I have grown weary of television over the last few years. I’ve grown to despise the predictable, trite, formulaic crap the networks churn out. And I think I’ve never really been able to forgive television people for cancelling Firefly, so there’s a lot of television-directed anger swimming around in my amygdala. But, oddly, I’ve been watching a lot of cooking shows lately. Like, a LOT of cooking shows. Hell’s Kitchen, Top Chef, Chefs vs. City, The Best Thing I Ever Ate, Kitchen Nightmares, Top Chef: Masters… All these shows fascinate me. But the one I’ve been watching most of lately is called Chopped.
If you’re unfamiliar with this show, the premise is this: they get four chefs every week (something I’ve been wondering lately: what is the difference between an executive chef and a Master Chef? I can only imagine that they hold a secret tournament every year where executive chefs fight to the death with lime zesters and halibut de-scalers, and the one left standing is elevated to Master Chef status. Mario Batali must be a BADASS with a zester). They give them baskets containing odd ingredients, and they have to make food including those ingredients. For example, one round they might open their baskets to reveal polenta, starfruit, crab eyeballs, and the rare man-eating blood-saffron, and each one is given thirty minutes to incorporate those items into something delicious. There are three rounds–appetizer, entree, and dessert–and one chef is eliminated (“chopped,” if you hadn’t already guessed) after each round, leaving one victor with ten thousand dollars and all his or her limbs intact.
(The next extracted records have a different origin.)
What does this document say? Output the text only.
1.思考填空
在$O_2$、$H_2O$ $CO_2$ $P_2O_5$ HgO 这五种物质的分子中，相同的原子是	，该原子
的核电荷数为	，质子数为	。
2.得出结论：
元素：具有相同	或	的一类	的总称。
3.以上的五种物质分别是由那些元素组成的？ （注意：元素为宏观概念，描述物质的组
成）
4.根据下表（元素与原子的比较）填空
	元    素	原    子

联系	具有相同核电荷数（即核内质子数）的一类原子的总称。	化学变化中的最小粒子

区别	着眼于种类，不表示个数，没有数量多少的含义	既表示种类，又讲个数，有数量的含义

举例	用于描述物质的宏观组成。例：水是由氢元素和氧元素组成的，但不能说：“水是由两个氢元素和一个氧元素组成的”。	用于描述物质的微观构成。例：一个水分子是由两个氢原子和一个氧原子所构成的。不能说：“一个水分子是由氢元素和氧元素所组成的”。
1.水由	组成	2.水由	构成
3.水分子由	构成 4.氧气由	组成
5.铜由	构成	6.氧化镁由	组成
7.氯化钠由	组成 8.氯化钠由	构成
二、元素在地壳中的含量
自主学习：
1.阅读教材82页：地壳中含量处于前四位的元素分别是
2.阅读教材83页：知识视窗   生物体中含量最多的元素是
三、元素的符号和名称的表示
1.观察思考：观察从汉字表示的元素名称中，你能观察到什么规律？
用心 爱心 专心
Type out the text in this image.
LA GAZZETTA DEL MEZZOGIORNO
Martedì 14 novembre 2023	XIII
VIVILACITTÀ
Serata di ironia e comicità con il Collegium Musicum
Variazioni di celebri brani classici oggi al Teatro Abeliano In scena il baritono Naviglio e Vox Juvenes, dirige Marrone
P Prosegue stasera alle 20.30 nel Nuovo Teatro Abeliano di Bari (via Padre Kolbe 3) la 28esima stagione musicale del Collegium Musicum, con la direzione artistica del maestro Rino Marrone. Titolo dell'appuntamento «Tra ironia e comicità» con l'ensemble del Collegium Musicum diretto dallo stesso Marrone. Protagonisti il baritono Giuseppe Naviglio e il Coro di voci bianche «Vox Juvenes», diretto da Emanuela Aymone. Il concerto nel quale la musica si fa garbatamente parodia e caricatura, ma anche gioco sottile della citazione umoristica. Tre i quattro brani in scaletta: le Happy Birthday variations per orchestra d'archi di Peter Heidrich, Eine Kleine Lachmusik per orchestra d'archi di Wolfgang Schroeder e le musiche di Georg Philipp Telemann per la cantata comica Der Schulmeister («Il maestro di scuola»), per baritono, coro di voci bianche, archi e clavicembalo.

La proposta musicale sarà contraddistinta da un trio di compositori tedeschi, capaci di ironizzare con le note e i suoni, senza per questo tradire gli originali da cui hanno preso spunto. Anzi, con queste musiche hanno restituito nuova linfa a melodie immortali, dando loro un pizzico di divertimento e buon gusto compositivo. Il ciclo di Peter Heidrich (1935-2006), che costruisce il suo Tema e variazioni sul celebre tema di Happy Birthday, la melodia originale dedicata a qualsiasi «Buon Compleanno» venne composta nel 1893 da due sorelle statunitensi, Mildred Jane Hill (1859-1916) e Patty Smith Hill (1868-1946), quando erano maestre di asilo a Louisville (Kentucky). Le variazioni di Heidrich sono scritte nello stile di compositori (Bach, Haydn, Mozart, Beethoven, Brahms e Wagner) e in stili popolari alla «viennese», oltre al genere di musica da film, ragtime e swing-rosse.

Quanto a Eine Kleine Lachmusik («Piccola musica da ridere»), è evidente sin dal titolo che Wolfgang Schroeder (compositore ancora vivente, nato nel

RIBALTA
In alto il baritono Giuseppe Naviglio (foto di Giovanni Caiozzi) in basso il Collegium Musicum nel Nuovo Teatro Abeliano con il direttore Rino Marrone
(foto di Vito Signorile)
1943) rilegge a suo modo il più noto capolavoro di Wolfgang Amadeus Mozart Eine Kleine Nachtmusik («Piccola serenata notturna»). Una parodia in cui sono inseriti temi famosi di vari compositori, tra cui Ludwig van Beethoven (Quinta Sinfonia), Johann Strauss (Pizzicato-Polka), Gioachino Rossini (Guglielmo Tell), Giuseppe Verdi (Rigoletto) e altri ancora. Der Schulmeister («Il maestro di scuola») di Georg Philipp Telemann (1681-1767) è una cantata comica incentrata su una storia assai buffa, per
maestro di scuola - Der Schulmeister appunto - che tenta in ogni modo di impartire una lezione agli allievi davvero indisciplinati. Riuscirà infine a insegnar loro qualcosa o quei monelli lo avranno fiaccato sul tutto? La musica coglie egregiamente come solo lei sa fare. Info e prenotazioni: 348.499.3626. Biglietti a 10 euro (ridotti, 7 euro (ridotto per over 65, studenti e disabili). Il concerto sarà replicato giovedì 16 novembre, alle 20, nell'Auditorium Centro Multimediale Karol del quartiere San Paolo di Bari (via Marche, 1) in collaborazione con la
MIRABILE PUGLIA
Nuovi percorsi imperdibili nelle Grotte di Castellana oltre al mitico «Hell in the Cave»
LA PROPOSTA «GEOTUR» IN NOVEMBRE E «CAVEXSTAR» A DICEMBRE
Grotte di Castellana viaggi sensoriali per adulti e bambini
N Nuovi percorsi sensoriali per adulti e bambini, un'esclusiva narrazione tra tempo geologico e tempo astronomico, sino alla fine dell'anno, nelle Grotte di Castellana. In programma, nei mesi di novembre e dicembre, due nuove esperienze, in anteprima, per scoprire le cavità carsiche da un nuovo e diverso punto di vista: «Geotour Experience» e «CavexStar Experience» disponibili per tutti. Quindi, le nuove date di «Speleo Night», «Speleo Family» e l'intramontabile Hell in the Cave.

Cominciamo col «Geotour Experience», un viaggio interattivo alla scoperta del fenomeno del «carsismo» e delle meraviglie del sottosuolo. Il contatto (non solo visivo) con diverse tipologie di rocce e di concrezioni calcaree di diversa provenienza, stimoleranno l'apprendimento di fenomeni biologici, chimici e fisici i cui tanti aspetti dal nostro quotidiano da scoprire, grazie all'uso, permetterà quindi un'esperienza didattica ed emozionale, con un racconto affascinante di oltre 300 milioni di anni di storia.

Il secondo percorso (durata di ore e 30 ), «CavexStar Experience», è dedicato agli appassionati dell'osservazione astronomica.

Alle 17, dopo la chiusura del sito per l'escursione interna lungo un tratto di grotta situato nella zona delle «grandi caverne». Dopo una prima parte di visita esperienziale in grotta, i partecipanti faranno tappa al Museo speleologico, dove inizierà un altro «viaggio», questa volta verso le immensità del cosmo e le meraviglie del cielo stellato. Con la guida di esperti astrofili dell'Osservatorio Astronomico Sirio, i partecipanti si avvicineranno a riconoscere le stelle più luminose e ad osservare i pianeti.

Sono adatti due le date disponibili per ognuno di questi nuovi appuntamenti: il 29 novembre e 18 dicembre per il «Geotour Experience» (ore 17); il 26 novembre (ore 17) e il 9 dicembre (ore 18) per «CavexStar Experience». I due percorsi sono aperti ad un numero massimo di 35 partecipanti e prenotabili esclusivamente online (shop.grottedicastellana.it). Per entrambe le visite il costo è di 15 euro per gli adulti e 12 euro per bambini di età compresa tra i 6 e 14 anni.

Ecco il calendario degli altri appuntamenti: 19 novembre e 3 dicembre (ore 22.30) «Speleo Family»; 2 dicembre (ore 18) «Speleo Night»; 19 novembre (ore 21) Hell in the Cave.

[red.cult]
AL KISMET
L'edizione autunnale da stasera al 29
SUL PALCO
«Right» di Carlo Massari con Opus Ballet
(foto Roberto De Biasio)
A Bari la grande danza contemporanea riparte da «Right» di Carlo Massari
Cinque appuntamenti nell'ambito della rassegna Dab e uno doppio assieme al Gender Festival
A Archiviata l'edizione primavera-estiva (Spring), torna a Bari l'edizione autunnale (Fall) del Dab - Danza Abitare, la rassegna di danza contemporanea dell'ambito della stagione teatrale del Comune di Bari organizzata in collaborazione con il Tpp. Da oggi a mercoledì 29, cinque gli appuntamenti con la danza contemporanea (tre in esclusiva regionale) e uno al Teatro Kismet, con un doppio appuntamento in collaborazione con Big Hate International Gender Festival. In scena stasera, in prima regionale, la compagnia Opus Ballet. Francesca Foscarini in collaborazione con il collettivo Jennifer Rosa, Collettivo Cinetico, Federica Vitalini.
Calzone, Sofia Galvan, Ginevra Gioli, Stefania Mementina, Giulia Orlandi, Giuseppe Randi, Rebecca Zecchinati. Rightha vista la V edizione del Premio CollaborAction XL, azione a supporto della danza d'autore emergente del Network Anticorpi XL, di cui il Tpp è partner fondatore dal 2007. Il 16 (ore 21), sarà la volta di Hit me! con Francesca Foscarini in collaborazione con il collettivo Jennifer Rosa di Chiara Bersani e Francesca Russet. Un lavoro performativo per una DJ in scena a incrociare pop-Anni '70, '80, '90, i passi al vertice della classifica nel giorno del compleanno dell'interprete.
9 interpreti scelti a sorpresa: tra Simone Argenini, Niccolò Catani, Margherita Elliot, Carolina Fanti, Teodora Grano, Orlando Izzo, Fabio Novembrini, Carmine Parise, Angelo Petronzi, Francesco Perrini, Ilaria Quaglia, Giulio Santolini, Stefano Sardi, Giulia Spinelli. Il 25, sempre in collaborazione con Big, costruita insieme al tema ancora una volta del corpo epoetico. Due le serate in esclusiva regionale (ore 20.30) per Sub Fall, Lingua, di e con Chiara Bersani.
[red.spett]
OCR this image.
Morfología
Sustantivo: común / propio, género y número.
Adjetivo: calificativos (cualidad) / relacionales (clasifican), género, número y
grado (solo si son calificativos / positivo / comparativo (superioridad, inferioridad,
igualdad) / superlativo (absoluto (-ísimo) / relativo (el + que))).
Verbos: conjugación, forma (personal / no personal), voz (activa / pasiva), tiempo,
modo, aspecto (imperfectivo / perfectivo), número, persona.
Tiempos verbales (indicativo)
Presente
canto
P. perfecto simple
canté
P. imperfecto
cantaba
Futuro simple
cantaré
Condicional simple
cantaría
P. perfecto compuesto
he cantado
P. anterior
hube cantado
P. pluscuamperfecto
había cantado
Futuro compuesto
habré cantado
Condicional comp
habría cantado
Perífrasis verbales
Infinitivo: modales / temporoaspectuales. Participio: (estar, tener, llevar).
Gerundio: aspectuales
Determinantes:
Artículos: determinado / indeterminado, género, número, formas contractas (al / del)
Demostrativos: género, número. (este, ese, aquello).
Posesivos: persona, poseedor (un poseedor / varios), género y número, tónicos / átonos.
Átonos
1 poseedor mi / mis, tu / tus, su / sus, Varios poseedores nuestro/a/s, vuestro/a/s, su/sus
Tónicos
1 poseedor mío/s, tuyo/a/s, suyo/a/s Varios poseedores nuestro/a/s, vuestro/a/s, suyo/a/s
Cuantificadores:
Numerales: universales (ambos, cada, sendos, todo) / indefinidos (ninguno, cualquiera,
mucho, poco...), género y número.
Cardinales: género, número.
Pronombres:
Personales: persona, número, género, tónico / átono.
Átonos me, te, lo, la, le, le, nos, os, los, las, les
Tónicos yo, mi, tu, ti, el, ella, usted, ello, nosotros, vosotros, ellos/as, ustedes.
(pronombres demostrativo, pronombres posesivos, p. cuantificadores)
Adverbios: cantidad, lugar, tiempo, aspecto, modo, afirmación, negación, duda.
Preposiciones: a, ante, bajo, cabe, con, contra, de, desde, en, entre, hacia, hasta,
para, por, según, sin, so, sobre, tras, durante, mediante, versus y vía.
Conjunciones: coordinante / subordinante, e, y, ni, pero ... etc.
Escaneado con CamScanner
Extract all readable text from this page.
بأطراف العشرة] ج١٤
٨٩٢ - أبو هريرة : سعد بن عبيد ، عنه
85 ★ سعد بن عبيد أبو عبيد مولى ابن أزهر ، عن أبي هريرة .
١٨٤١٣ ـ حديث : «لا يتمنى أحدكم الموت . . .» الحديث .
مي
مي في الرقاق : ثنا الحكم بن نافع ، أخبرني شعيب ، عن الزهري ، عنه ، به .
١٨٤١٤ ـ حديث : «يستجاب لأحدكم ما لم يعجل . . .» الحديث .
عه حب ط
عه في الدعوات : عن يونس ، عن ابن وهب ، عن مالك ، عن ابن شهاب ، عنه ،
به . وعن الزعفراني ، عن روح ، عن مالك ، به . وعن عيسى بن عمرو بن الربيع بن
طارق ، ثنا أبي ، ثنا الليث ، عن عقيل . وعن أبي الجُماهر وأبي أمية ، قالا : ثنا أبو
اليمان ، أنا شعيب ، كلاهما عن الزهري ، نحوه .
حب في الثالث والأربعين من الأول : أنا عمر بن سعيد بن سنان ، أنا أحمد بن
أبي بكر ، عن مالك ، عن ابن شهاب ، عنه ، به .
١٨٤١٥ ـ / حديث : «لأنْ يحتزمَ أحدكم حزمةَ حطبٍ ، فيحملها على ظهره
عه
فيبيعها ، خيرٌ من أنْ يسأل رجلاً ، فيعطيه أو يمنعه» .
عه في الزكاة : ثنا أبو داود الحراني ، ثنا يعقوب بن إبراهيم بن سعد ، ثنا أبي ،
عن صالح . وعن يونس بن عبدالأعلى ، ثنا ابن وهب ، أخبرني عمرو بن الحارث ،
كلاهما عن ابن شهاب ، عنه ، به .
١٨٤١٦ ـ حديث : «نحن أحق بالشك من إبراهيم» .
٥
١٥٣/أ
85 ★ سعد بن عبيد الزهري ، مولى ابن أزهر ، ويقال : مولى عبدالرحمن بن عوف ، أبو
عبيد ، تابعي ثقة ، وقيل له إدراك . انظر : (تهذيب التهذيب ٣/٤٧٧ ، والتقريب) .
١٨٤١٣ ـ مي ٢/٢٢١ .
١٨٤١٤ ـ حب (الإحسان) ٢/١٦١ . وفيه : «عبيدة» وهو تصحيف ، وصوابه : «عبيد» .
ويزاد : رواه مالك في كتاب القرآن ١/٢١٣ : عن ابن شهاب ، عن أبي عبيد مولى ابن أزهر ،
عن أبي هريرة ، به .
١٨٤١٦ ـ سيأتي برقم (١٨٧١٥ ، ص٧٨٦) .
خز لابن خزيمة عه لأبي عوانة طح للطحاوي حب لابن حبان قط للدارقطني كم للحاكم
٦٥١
So I was watching this show, and I started thinking how great it would be to adapt it into a musical contest. I mean, let’s be as brutally metaphorical as possible: music-based reality shows are the oozing pus leaking out of the weeping sore infecting the malignant tumor of the wrinkled rectum of the television medium. There’s more to music than emotionally unstable attention whores singing pentatonic melismas to karaoke arrangements of “I Will Survive,” right?